Die Antragstellerin ist nach vorläufiger Prüfung im Eilverfahren auch keine anspruchsberechtigte Person i.S.d. Art. 2 Abs. 3 des Durchführungsbeschlusses. Denn der Ratsbeschluss begünstigt drittstaatsangehörige Ausländer mit einem befristeten Aufenthaltsrecht in der Ukraine nicht unmittelbar. Vielmehr können die Mitgliedstaaten gem. Art. 7 Abs. 1 der Richtlinie 2001/55/EG diesen Beschluss auch auf andere Personen, insbesondere Staatenlose und Staatsangehörige anderer Drittländer als der Ukraine anwenden, die sich rechtmäßig in der Ukraine aufhielten und nicht sicher und dauerhaft in ihr Herkunftsland oder ihre Herkunftsregion zurückkehren können. [...] Eine nationale Erweiterung des begünstigten Personenkreises erfordert eine gesetzliche Regelung, wobei über § 23 Abs. 2 und 3 AufenthG eine im Benehmen mit den obersten Landesbehörden getroffene und als Verwaltungsvorschrift wirkende Anordnung des Bundesministeriums des Innern und für Heimat, dass das Bundesamt für Migration und Flüchtlinge Ausländern aus bestimmten Staaten oder in sonstiger Weise bestimmten Ausländergruppen in einem ersten Schritt eine einzelfallbezogene Aufnahmezusage erteilt, möglich erscheint (ebenso Dietz, Kriegsvertriebene aus der Ukraine, NVwZ 2022, 505 [506], der jedoch auf eine Aufnahmezusage nach § 23 Abs. 4 AufenthG abstellt.). Das Länderrundschreiben des Bundesministeriums des Inneren und für Heimat vom 05.09.2022 i.d.F. vom 20.09.2022 erfüllt diese Voraussetzungen nicht (a.A. wohl VGH Mannheim, Beschluss v. 26.10.2022 – 11 S 1467/22 – Rn. 26, juris). Vorliegend kann es dahinstehen, ob die Bundesrepublik Deutschland von dieser Öffnungsklausel Gebrauch gemacht hat und die Antragstellerin unter die dort benannte Personengruppe zu zählen ist. Denn soweit die Antragstellerin auf die desolate Wirtschaftslage mit hoher Jugendarbeitslosigkeit und der Gefahr einer Niedriglohnbeschäftigung in Marokko verweist, so steht dies einer sicheren und dauerhaften Rückkehr in ihr Heimatland jedenfalls nicht entgegen.
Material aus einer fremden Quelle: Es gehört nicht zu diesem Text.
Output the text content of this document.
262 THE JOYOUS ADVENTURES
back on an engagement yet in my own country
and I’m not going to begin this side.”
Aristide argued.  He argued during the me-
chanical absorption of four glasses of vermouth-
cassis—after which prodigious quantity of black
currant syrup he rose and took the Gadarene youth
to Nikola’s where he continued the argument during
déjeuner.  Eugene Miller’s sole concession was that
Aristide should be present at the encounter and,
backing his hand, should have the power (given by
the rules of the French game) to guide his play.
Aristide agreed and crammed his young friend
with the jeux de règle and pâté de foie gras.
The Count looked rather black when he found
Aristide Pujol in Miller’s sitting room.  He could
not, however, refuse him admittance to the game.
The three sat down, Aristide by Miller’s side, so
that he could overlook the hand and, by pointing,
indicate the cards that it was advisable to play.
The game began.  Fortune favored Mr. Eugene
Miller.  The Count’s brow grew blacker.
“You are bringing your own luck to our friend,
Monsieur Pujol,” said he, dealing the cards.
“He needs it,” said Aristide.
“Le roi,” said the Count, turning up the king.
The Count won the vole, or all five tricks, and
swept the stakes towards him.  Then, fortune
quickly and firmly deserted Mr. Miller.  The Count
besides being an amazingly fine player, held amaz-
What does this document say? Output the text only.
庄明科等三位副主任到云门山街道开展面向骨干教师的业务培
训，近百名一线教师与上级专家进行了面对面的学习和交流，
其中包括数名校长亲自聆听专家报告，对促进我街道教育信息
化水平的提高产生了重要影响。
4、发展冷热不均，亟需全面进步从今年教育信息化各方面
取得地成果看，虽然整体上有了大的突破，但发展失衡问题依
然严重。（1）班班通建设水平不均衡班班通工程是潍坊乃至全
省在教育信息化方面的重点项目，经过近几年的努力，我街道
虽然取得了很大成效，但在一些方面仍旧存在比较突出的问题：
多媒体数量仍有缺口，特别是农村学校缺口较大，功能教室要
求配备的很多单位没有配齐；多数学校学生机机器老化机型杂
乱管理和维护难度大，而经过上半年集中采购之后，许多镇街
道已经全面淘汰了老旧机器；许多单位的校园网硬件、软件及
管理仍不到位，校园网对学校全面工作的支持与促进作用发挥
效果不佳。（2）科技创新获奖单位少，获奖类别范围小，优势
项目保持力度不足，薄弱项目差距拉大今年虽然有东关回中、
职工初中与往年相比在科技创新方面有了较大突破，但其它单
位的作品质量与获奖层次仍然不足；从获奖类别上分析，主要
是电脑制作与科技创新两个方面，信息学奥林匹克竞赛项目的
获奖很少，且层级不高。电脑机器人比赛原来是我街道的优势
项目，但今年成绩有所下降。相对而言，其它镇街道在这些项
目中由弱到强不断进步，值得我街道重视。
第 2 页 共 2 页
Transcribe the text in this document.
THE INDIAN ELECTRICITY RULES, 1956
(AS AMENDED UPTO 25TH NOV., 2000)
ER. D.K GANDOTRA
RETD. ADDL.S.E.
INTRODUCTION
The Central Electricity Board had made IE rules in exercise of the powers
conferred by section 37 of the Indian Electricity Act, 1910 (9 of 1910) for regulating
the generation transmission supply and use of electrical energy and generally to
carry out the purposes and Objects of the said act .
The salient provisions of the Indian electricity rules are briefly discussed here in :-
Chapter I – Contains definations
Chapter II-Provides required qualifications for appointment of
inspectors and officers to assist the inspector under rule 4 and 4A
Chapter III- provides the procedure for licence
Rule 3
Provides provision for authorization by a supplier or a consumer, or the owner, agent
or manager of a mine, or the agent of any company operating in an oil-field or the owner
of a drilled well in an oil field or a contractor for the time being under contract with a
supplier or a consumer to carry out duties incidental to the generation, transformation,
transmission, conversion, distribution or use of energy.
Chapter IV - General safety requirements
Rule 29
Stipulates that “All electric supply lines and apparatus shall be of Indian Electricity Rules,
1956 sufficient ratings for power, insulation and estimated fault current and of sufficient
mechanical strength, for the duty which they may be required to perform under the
Die sichere und dauerhafte Rückkehr in das Herkunftsland oder die Herkunftsregion ist weder in der Richtlinie 2001/55/EG noch im Durchführungsbeschluss festgelegt (s.a. VGH Mannheim, Beschluss v. 26.10.2022 – 11 S 1467/22 –, Rn. 30, juris).Anhaltspunkte dafür, was unter einer sicheren und dauerhaften Rückkehr in diesem Sinne zu verstehen ist, lässt sich dem Art. 6 Abs. 2 der Richtlinie 2001/55/EG entnehmen, auf den § 24 Abs. 1 AufenthG verweist. Danach wird der vorübergehende Schutz beendet, wenn die Lage im Herkunftsland eine sichere, dauerhafte Rückkehr der Personen, denen der vorübergehende Schutz gewährt wurde, unter Wahrung der Menschenrechte und Grundfreiheiten sowie der Verpflichtungen der Mitgliedstaaten hinsichtlich der Nichtzurückweisung, zulässt. [...]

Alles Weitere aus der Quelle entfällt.